NSObject -> GSTheme -> GSTiledTheme -> CustomTheme1
              |
              \->CustomTheme2

Where we would only provide the first three classes.

GSTheme will contain the old gui drawing code, plus some theme
infrastructure.

GSTiledTheme will contain tiled based drawing that falls back to GSTheme
drawing when no tiles are provided for the specific case.

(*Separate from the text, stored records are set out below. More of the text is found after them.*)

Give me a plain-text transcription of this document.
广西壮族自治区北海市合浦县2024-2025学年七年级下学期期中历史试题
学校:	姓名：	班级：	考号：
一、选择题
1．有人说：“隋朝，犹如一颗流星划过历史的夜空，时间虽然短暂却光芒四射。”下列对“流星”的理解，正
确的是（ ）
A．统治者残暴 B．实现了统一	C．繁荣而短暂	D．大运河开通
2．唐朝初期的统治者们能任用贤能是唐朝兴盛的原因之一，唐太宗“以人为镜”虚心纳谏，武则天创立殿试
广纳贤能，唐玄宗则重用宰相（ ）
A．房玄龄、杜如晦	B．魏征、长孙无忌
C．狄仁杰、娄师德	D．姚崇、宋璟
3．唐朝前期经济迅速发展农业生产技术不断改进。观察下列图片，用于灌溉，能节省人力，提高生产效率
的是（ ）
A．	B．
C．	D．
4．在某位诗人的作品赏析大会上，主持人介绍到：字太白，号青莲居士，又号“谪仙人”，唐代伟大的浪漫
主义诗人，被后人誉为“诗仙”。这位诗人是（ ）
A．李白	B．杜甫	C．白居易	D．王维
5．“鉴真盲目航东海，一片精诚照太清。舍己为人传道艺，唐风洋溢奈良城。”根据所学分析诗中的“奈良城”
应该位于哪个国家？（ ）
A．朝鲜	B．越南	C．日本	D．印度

This really is what I wanted to write in the first mail, I just
shouldn't write mails that late. In the future I will stick with coding
at that time :-)

Fred

Richard Frith-Macdonald wrote:
> On 12 Dec 2008, at 09:06, Andreas Schik wrote:
>> No. As Class2 inherits from Class1, each subclass of Class2 will
>> inherit from Class1 as well.
> 
> That was my suggestion ... Fred said 'these classes will inherit from
> another'
> 
>> And in how far would this be different? I think you both mean
>> basically the same.
> 
> Maybe so.
> 
>> The current solution at least does not allow the development of new
>> mechanisms that do not want to use tiles at all.
> 
> It does ... the new mechanisms simply don't need to use tiles.  I have
> test code that does that.
> 
>> Each call to super
>> will result at least in checking for tiles before falling back to the
>> low-level drawing.
> 
> True ... but that's invisible to the developer and a negligible overhead
> and it's a requirement for the general case (for other people to be able
> to alter/enhance the theme any way they like).
> 
> If a theme developer really wants to prevent other people from producing
> their own themes based on his/her theme than they can override the
> drawing code completely, but otherwise (what I'd consider a well behaved
> theme) their code would call the superclass implementation when thy
> don't want to do anything special.
> In fact, it's perfectly reasonable to implement a theme in which a
> drawing method will do some preliminary setup, then call the superclass
> implementation, then do some extra drawing on top of that.